Candace Cameron Bure Writes New Book About Her Experience On Dancing With The Stars

Candace Cameron Bure decided to focus her new book, “Dancing With the Stars, Dancing Through Life: Steps of Courage and Conviction” about her experience on Dancing With The Stars, dealing with modesty, and leaping out of her comfort zone. Below are a few questions she answered for Time.


Why did you decide to write a whole book about your Dancing With the Stars experience?

Bure: Two reasons. After doing that show, I learned so much about myself in such a short amount of time. Each week really was filled with these huge life lessons, which I didn’t think I could learn at the age that I’m at.

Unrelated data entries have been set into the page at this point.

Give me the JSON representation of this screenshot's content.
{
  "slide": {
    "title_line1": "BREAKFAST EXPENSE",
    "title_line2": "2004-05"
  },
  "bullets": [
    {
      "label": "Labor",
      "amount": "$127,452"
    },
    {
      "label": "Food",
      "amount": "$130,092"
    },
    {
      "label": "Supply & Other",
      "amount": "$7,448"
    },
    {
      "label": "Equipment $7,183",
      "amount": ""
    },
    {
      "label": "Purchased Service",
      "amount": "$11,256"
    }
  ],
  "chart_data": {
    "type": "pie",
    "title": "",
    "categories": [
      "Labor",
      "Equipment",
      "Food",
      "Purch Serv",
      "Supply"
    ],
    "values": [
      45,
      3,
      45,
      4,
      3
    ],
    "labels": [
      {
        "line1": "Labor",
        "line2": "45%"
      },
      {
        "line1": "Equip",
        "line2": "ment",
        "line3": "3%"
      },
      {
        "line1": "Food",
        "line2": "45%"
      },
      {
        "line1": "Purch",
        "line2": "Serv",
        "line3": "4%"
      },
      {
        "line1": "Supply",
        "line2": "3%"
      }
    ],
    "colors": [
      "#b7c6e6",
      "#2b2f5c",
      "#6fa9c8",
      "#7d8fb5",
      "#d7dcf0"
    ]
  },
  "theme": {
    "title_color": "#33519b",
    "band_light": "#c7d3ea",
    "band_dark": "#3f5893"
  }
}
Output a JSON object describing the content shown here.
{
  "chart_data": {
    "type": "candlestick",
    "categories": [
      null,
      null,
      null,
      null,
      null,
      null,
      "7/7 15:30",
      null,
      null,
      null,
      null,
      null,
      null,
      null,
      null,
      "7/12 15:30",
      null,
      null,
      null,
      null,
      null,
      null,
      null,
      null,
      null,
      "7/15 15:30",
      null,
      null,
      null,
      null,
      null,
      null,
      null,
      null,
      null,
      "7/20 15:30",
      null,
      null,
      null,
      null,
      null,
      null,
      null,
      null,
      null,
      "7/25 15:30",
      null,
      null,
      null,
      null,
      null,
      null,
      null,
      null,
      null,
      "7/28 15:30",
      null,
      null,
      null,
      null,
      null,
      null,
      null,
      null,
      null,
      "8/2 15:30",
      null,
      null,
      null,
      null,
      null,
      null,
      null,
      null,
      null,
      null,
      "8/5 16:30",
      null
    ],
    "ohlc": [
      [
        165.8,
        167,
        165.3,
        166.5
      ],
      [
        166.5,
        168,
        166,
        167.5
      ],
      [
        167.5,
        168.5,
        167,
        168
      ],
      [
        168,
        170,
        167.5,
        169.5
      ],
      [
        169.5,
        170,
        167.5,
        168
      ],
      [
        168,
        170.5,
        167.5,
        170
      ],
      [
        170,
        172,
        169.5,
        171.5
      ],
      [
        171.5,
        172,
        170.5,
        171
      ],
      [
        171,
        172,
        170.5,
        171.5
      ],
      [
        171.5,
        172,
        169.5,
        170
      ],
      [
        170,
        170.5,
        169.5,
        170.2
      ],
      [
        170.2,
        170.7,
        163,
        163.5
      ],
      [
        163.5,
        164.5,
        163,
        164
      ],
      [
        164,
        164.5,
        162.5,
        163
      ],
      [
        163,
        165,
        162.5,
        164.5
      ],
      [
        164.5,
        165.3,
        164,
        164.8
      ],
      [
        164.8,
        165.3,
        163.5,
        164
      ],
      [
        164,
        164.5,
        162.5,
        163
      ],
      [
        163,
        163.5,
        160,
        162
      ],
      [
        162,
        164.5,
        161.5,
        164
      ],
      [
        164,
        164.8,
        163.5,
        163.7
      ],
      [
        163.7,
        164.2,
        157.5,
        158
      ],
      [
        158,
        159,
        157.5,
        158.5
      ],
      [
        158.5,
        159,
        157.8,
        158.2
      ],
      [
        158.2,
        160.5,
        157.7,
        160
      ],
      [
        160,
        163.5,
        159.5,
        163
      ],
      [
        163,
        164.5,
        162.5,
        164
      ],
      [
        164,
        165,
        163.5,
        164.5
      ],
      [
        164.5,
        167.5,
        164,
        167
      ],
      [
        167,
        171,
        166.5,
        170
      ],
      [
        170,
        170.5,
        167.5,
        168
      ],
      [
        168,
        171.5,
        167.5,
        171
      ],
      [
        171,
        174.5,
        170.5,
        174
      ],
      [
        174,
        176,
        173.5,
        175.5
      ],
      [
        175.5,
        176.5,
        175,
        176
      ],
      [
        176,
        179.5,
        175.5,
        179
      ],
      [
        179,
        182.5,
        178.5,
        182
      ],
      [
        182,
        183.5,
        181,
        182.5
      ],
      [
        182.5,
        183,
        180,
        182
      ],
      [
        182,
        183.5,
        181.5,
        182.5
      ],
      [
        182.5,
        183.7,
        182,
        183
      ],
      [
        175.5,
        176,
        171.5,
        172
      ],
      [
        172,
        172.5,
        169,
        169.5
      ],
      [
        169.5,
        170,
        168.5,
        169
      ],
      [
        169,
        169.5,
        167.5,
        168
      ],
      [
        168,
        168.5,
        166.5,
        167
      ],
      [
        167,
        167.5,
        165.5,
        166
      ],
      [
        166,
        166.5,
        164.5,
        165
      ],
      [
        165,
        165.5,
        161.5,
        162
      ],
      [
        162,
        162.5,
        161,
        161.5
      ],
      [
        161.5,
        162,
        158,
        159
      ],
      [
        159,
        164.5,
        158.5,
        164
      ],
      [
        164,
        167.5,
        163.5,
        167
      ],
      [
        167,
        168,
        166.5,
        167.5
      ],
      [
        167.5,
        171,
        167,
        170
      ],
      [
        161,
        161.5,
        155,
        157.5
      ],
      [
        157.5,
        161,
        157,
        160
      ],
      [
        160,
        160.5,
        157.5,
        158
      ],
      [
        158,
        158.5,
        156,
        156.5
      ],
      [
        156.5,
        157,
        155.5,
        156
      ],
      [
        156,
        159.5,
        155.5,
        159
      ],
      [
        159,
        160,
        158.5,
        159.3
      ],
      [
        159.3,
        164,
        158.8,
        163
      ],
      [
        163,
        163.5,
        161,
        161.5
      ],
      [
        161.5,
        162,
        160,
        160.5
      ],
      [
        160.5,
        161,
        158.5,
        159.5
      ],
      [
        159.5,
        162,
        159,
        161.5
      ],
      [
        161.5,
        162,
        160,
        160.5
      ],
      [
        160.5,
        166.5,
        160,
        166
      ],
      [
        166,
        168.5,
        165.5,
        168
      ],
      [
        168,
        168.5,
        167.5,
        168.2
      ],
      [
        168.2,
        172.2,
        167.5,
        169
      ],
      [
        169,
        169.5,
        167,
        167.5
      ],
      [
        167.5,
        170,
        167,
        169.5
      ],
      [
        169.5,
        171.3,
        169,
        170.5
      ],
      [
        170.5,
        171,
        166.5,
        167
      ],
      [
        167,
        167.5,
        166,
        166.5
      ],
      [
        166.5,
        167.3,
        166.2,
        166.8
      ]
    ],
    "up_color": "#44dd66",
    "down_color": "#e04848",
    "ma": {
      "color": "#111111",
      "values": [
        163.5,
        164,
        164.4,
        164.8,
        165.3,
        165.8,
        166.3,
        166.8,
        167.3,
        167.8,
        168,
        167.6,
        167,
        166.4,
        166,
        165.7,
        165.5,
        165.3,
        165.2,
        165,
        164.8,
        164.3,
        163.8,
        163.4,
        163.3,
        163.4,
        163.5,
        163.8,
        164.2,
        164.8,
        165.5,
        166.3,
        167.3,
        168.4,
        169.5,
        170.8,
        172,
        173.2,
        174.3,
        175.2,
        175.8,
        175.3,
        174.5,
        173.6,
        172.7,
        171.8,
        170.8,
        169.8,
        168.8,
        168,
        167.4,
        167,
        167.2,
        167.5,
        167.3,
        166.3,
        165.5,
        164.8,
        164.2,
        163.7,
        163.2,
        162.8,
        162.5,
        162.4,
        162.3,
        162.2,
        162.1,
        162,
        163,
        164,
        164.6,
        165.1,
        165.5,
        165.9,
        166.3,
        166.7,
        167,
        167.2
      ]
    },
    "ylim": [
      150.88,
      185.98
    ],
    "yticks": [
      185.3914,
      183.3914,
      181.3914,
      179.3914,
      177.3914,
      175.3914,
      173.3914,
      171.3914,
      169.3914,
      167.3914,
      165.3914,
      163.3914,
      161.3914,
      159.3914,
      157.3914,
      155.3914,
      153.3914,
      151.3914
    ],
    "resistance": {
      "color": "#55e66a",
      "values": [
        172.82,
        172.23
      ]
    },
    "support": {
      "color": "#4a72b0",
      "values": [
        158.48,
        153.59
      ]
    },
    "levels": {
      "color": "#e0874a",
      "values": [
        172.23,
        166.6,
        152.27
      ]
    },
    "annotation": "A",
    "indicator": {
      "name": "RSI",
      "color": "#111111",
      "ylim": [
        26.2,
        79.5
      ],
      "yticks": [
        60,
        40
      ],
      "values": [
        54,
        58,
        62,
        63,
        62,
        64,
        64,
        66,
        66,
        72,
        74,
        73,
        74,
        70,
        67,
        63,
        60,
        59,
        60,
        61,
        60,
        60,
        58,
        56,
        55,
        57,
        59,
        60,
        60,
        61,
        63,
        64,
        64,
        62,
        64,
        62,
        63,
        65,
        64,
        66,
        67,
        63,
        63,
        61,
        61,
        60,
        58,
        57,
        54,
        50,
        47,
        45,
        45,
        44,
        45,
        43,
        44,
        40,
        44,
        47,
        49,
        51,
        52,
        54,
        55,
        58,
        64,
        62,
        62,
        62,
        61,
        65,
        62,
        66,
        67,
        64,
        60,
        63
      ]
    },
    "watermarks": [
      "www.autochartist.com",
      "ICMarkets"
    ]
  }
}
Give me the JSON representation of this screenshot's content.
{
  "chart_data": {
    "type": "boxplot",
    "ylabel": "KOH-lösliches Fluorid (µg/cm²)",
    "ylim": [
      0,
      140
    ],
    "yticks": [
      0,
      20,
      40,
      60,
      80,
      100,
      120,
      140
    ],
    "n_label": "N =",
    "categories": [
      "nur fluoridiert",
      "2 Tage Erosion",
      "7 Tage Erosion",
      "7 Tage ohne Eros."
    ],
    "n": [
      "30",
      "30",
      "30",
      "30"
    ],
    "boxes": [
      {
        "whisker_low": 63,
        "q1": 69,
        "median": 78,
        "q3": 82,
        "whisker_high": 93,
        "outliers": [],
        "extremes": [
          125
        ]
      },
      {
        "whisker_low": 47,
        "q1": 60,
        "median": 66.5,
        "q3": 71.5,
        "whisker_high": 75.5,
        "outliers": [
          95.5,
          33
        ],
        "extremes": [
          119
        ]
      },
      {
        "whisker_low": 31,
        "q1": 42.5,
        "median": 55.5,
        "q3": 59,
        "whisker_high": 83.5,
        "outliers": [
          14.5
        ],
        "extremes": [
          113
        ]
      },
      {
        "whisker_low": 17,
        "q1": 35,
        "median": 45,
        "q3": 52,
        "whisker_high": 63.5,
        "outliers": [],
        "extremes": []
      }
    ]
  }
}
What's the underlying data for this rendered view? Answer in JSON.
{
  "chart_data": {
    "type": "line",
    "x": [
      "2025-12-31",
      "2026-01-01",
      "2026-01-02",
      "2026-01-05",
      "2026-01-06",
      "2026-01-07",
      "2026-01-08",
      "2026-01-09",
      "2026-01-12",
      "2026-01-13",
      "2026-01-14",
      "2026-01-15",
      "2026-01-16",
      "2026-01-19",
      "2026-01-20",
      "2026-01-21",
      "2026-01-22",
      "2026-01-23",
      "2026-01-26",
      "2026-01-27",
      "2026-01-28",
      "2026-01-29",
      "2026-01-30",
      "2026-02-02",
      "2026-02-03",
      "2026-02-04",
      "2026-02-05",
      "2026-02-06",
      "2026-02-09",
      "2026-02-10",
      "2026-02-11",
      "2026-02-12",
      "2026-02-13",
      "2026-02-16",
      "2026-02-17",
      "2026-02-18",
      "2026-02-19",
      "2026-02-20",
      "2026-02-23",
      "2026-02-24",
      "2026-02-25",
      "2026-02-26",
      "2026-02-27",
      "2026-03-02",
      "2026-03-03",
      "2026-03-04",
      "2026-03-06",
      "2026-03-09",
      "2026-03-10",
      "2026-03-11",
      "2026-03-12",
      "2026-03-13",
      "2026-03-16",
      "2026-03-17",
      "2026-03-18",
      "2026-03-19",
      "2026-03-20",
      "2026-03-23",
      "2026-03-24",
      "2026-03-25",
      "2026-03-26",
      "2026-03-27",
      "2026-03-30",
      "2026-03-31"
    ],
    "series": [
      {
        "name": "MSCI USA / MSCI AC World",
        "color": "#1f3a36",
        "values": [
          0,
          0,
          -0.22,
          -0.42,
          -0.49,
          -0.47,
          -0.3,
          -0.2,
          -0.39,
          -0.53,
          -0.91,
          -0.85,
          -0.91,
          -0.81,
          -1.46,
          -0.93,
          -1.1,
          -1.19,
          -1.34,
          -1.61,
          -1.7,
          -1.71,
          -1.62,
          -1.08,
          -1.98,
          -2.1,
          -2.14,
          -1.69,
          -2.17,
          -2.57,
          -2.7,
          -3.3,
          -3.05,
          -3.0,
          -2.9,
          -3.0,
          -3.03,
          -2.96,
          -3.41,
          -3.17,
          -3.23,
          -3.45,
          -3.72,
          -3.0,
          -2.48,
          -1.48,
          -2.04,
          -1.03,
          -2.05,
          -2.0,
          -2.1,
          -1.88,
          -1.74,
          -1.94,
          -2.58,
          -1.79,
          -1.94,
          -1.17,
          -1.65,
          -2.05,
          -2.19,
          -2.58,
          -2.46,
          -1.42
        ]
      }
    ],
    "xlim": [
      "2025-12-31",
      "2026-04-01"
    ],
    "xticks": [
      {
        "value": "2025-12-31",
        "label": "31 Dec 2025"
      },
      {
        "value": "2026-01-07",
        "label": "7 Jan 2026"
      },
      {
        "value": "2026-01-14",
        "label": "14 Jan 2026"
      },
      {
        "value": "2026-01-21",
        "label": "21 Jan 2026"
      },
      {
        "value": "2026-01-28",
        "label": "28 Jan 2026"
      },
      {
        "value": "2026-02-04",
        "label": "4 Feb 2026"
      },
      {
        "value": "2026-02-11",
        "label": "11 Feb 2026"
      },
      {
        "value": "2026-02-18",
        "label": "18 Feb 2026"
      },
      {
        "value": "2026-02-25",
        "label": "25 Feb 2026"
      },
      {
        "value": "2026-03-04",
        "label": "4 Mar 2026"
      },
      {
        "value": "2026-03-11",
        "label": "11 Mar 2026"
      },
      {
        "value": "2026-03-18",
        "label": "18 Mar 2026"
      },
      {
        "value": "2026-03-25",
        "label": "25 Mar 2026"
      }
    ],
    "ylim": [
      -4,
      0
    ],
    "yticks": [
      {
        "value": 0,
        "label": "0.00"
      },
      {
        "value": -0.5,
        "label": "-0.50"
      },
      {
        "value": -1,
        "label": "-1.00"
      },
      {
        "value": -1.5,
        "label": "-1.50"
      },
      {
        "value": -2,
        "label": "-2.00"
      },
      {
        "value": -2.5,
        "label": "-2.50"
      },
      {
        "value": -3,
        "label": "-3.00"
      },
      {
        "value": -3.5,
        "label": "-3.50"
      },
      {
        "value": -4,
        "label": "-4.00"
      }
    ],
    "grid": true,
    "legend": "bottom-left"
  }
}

So that in itself was quite a shock and surprised me. And the other reason was that I had wanted to write a book about conviction, and yet I never felt that I had the right platform to write it. So after DWTS, it was the perfect place to write about courage and conviction, and then share the experience and all the life lessons. I was actually scheduled to write a book on a different topic, and after I had done DWTS, a week later I called my publisher and said, “Hey, can we switch gears? Because I really want to write about this and I think it would be perfect, and it’s so fresh in my mind, let me just do this,” and they were on board.

You write about struggling with modesty on Dancing With the Stars. What do you think is the biggest misconception about Christian womanhood in America?

I think that so many people—and it can be both people of faith and secular people—I feel like things are often put to the extreme one way or another, and there’s not a lot of common sense that goes along with it. It’s like you hear from people that aren’t Christians, and when they mock you, they want to say, “Oh, shouldn’t you be in a turtleneck and something covering your ankles?” That’s not silly in certain cultures, but for living in America, obviously that’s something that’s said with such sarcasm, they’re trying to get at you.

And yet within Christians, everyone has a different set of standards, and that’s why it was important for me to say, “Hey, these are what my convictions are, you may not agree with my conviction as a Christian, but at the end of the day, I will stand before God on my own, you’ll stand before God on your own, so if you have a different standard, great, you’re gonna talk to him about it, I’m gonna talk to him about it, I’ll have to deal with my own consequences.” That’s where I stand, but I feel like the biggest misconception about the word “modesty” in general is just that it’s restricted to hemlines and necklines and clothes, when modesty is so much more about our character, and the way we carry ourselves, and the way we speak and act. That was the thing that I wanted to get across the most, because the Bible doesn’t really talk about hemlines.